Fred Baker, champion of Bemidji State and Native Americans, dies at 84

Jan. 10—Bemidji State Class of 1961 alumnus and longtime BSU supporter Frederick Baker died on Dec. 27 in Bismarck, N.D. He was 84.

"BSU joins Fred's loved ones in mourning the loss of a great man," said Adrian Dunn, the BSU Alumni & Foundation's director of development, in a release. "Bemidji State and Beaver athletics will forever be grateful for the impact Fred made here."

Baker's greatest lasting legacy at BSU will be his efforts to help the university reimagine the John Glas Fieldhouse. Largely through a generous donation from Baker, Bemidji State renovated its former hockey facility in 2019 to include a weight room, field turf, batting cages and other amenities that provide an indoor training facility for every BSU athletic program.

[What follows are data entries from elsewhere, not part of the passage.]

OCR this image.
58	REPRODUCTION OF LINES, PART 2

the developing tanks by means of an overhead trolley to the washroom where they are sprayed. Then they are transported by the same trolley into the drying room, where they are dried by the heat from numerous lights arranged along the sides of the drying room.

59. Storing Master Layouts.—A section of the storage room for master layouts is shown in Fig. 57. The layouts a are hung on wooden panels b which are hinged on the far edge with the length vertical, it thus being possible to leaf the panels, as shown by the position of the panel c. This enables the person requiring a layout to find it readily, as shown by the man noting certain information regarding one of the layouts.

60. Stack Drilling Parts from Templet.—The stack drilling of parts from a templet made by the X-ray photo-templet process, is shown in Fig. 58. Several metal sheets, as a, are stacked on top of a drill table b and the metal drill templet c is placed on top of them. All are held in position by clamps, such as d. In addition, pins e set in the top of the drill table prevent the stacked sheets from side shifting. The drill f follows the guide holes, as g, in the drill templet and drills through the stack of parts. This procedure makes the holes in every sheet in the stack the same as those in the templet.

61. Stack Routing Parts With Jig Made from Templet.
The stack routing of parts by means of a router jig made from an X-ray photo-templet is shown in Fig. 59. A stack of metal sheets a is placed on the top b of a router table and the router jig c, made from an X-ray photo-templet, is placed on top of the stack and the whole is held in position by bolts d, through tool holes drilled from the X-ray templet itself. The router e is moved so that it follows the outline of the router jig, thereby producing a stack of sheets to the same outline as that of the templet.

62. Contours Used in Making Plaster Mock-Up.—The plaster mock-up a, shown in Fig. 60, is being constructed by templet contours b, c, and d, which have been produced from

The facility — the Frederick P. Baker Training Center — was named in his honor.

"Fred loved Beaver athletics and was able to provide a gift that will continue to keep on giving for many years to come," Dunn said. "The recent success of our athletic programs is directly related to Fred's generosity and his commitment to Bemidji State."

As a student, Baker graduated from Bemidji State College in 1961 after competing as a member of the Beavers track and field, cross country, basketball and football teams. He was also heavily involved on campus as the Northern Student newspaper's assistant editor and a member of the glee club and band. He was a 2021 inductee to the Bemidji State Athletic Hall of Fame as a John S. Glas Honorary Letter Winner.

In the years following his graduation, Baker became a regular supporter on the sidelines of BSU road games, provided meals for the football and men's basketball teams when on the road and funded a scholarship for women's track and field/cross country. Baker was also active with the American Indian Resource Center, providing opportunities for prospective and current Native American students.

Baker — who was three-quarters Mandan-Hidatsa Indian and one-quarter Irish — was also a champion of American Indians all throughout his professional career. He taught and coached, then forged a career in public health and health care administration — always with some direct or indirect connection to American Indian communities.

Baker's family is planning to hold a memorial service in April in Mandaree, N.D.